HOUSE REPUBLICANS nominated Rep. Paul D. Ryan (R-Wis.) to serve as the next speaker Wednesday afternoon, setting up a Thursday floor vote that should make his ascent official. We wish him luck. Mr. Ryan promised last week that his speakership would bring “real reform.” Every American should hope he succeeds in establishing a governing majority that acts on issues Congress has let fester for years — and that the rules changes he demands will enable him to act with less fear of Freedom Caucus conservatives than outgoing Speaker John A. Boehner (R-Ohio).
Yet he faces several grave challenges, some self-imposed. Top among them is that Mr. Ryan promised hard-right members of Congress that he would respect the informal “Hastert Rule,” which requires that a majority of the majority party in the House favor a bill for it to get a floor vote.
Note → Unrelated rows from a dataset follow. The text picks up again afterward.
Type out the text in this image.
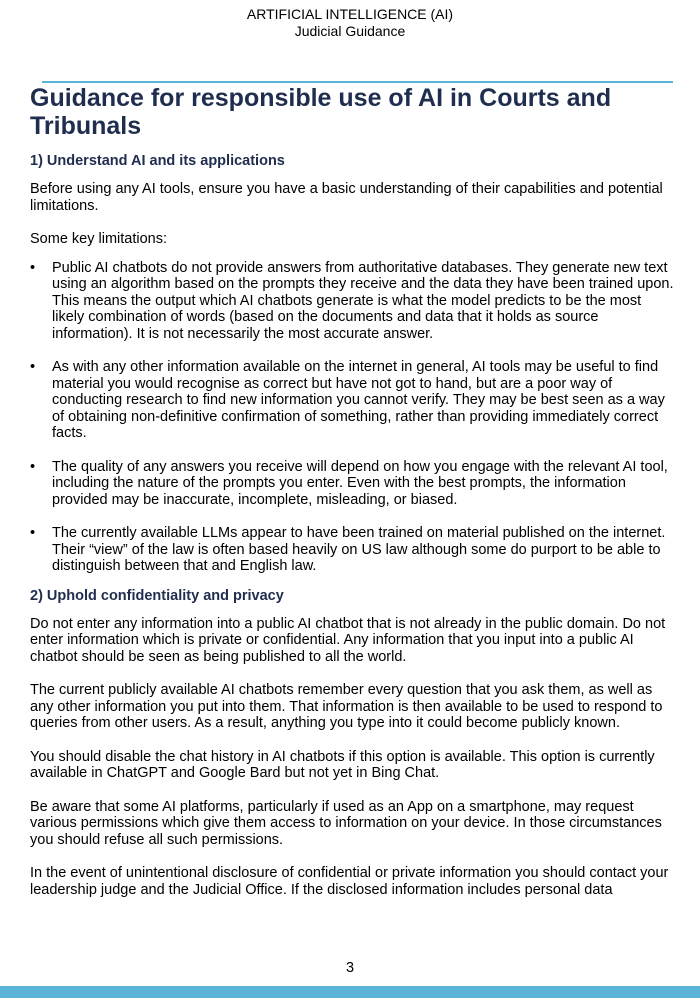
ARTIFICIAL INTELLIGENCE (AI)
Judicial Guidance
Guidance for responsible use of AI in Courts and Tribunals
1) Understand AI and its applications

Before using any AI tools, ensure you have a basic understanding of their capabilities and potential limitations.

Some key limitations:

• Public AI chatbots do not provide answers from authoritative databases. They generate new text using an algorithm based on the prompts they receive and the data they have been trained upon. This means the output which AI chatbots generate is what the model predicts to be the most likely combination of words (based on the documents and data that it holds as source information). It is not necessarily the most accurate answer.
• As with any other information available on the internet in general, AI tools may be useful to find material you would recognise as correct but have not got to hand, but are a poor way of conducting research to find new information you cannot verify. They may be best seen as a way of obtaining non-definitive confirmation of something, rather than providing immediately correct facts.
• The quality of any answers you receive will depend on how you engage with the relevant AI tool, including the nature of the prompts you enter. Even with the best prompts, the information provided may be inaccurate, incomplete, misleading, or biased.
• The currently available LLMs appear to have been trained on material published on the internet. Their “view” of the law is often based heavily on US law although some do purport to be able to distinguish between that and English law.
2) Uphold confidentiality and privacy

Do not enter any information into a public AI chatbot that is not already in the public domain. Do not enter information which is private or confidential. Any information that you input into a public AI chatbot should be seen as being published to all the world.

The current publicly available AI chatbots remember every question that you ask them, as well as any other information you put into them. That information is then available to be used to respond to queries from other users. As a result, anything you type into it could become publicly known.

You should disable the chat history in AI chatbots if this option is available. This option is currently available in ChatGPT and Google Bard but not yet in Bing Chat.

Be aware that some AI platforms, particularly if used as an App on a smartphone, may request various permissions which give them access to information on your device. In those circumstances you should refuse all such permissions.

In the event of unintentional disclosure of confidential or private information you should contact your leadership judge and the Judicial Office. If the disclosed information includes personal data

3
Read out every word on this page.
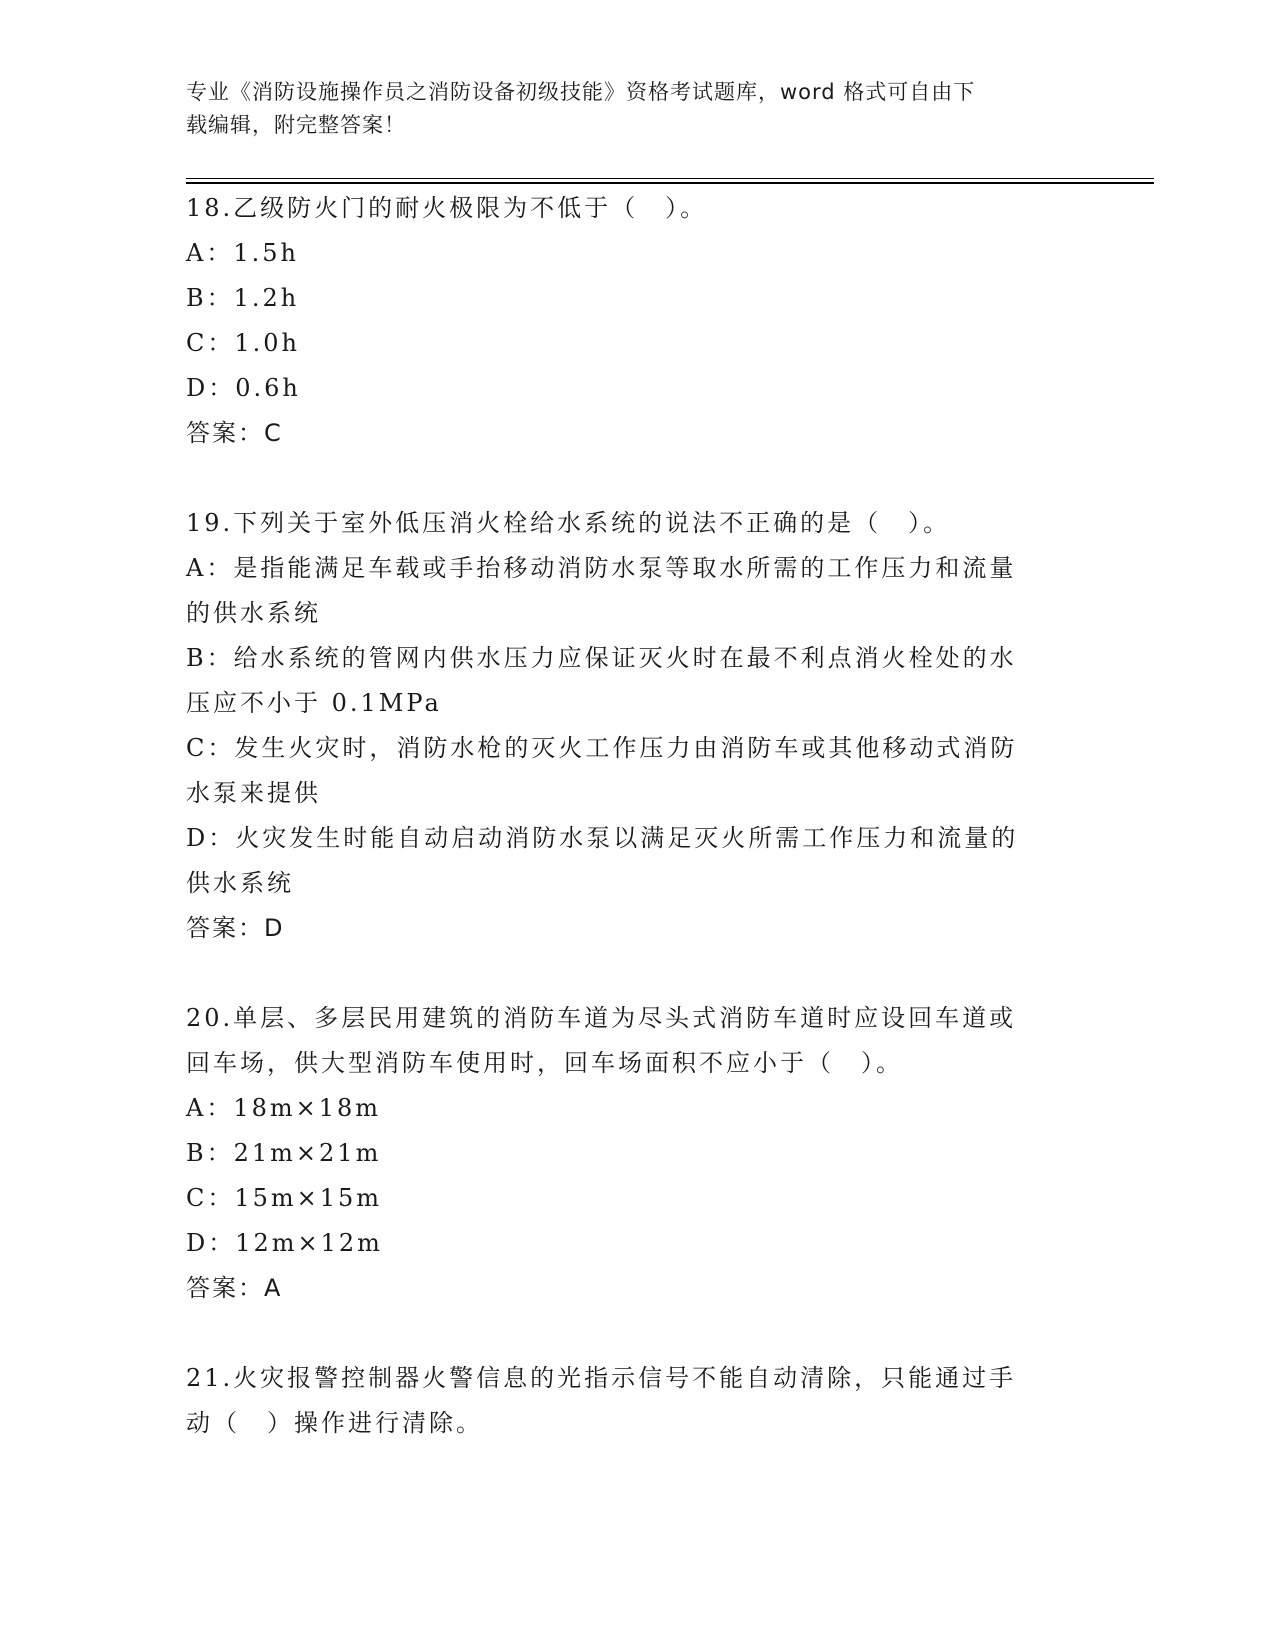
专业《消防设施操作员之消防设备初级技能》资格考试题库，word 格式可自由下
载编辑，附完整答案！
18.乙级防火门的耐火极限为不低于（　）。
A：1.5h
B：1.2h
C：1.0h
D：0.6h
答案：C
19.下列关于室外低压消火栓给水系统的说法不正确的是（　）。
A：是指能满足车载或手抬移动消防水泵等取水所需的工作压力和流量
的供水系统
B：给水系统的管网内供水压力应保证灭火时在最不利点消火栓处的水
压应不小于 0.1MPa
C：发生火灾时，消防水枪的灭火工作压力由消防车或其他移动式消防
水泵来提供
D：火灾发生时能自动启动消防水泵以满足灭火所需工作压力和流量的
供水系统
答案：D
20.单层、多层民用建筑的消防车道为尽头式消防车道时应设回车道或
回车场，供大型消防车使用时，回车场面积不应小于（　）。
A：18m×18m
B：21m×21m
C：15m×15m
D：12m×12m
答案：A
21.火灾报警控制器火警信息的光指示信号不能自动清除，只能通过手
动（　）操作进行清除。
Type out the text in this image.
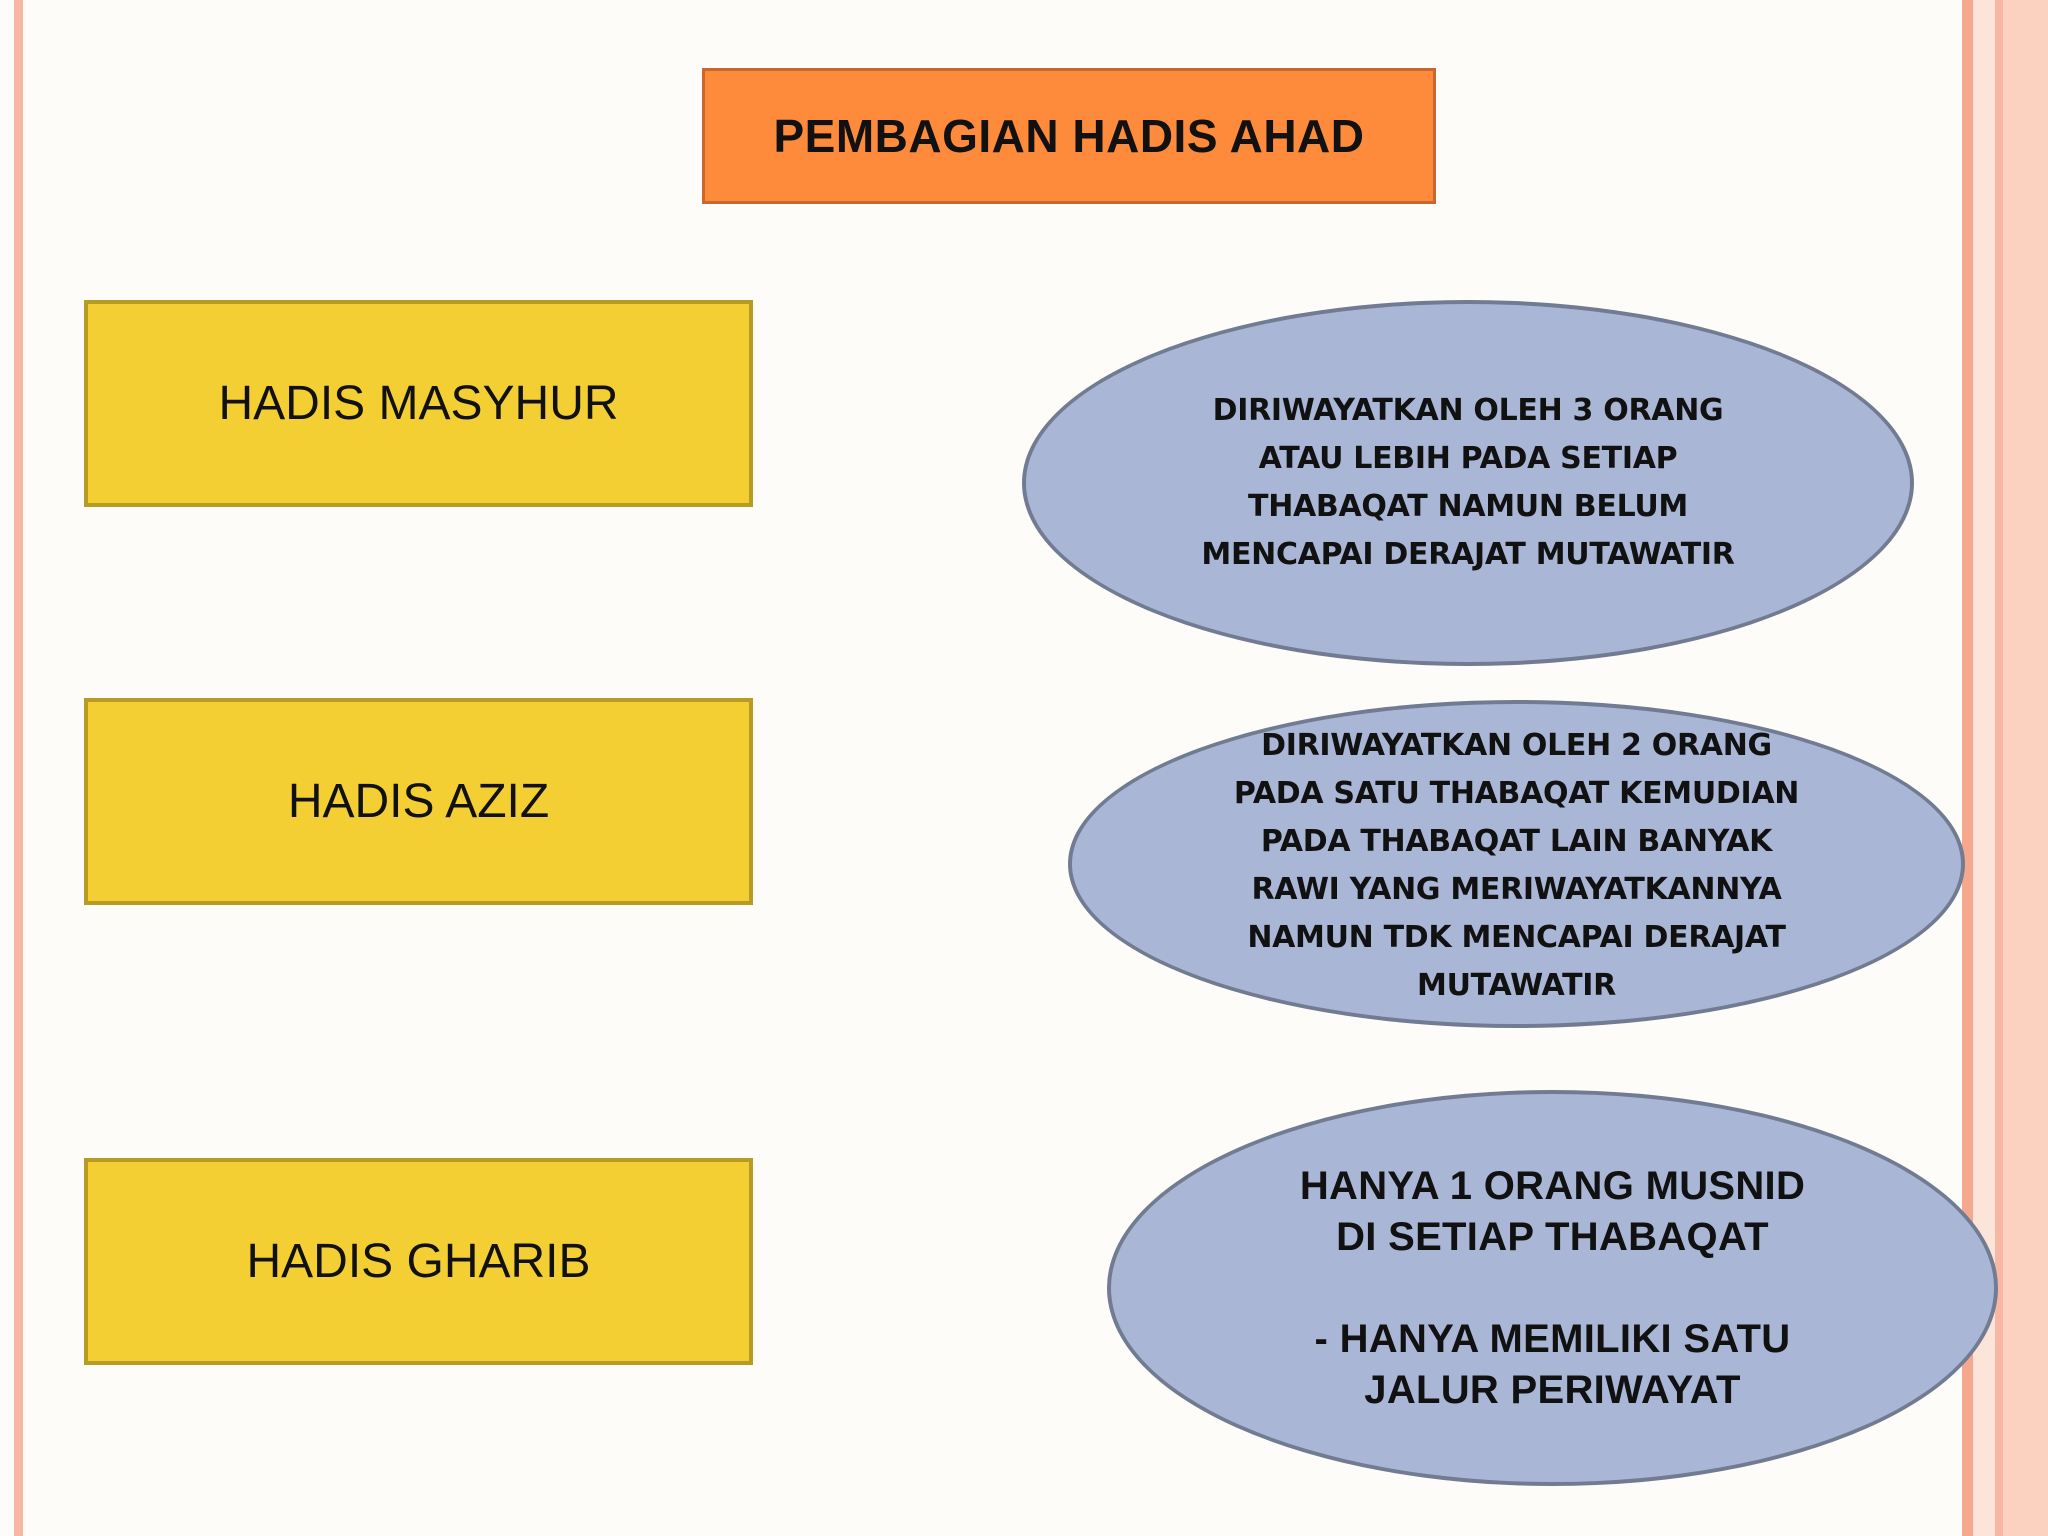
PEMBAGIAN HADIS AHAD
HADIS MASYHUR
HADIS AZIZ
HADIS GHARIB
DIRIWAYATKAN OLEH 3 ORANG
ATAU LEBIH PADA SETIAP
THABAQAT NAMUN BELUM
MENCAPAI DERAJAT MUTAWATIR
DIRIWAYATKAN OLEH 2 ORANG
PADA SATU THABAQAT KEMUDIAN
PADA THABAQAT LAIN BANYAK
RAWI YANG MERIWAYATKANNYA
NAMUN TDK MENCAPAI DERAJAT
MUTAWATIR
HANYA 1 ORANG MUSNID
DI SETIAP THABAQAT

- HANYA MEMILIKI SATU
JALUR PERIWAYAT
Adherence to the rule unwisely blocks important policies that would win a majority of House members if they came to an up-or-down vote, restricting the House’s ability to work on behalf of a majority of Americans. In fact, the budget deal Mr. Boehner just struck with the White House violated the Hastert Rule, passing the House Wednesday with only 79 Republicans voting “yes.” Yet the deal will keep the government’s debt payments current and its lights on. It would have been better for Mr. Ryan to have refused to have his hands tied.
Congress, moreover, seems to be in the process of punting the most important issues until after the next president is sworn in. Mr. Ryan promised to keep comprehensive immigration reform off the table as long as President Obama was in the White House. Mr. Boehner’s budget deal will keep the government funded for two more years, so there will be less opportunity to tackle the country’s long-term budget imbalances until early 2017.
That leaves Mr. Ryan — and the country — with a clipped agenda over the next two years. He may waste more of the people’s time attempting to repeal Obamacare. But he might also push to reform corporate taxes and federal anti-poverty programs. He has already devoted considerable energy to these matters, which could produce useful results. If done carefully, for example, corporate tax reform could boost U.S. competitiveness and provide some cash for the government to invest in infrastructure. Yet a House in which the hard right still holds considerable sway could easily sit more or less idle instead.
Mr. Ryan, meanwhile, can’t assume that a Republican will be in the White House in 2017 to make it easier for him to tackle immigration and the budget. Even if there is a GOP president, measures such as raising the debt limit will remain unpopular necessities — and very difficult to pull off without Democratic votes.
Mr. Ryan attempted to seek the speaker’s gavel on his own terms, informing the GOP caucus that he would not take the job unless the right wing put down one of its weapons, a procedure to remove the speaker by majority vote. Yet that alone will not solve the House’s dysfunction. At some point during his speakership, it is likely that Mr. Ryan will have to choose between failing the country or violating one of the pledges he made to conservatives. When that happens, we hope and trust that he will make the right choice.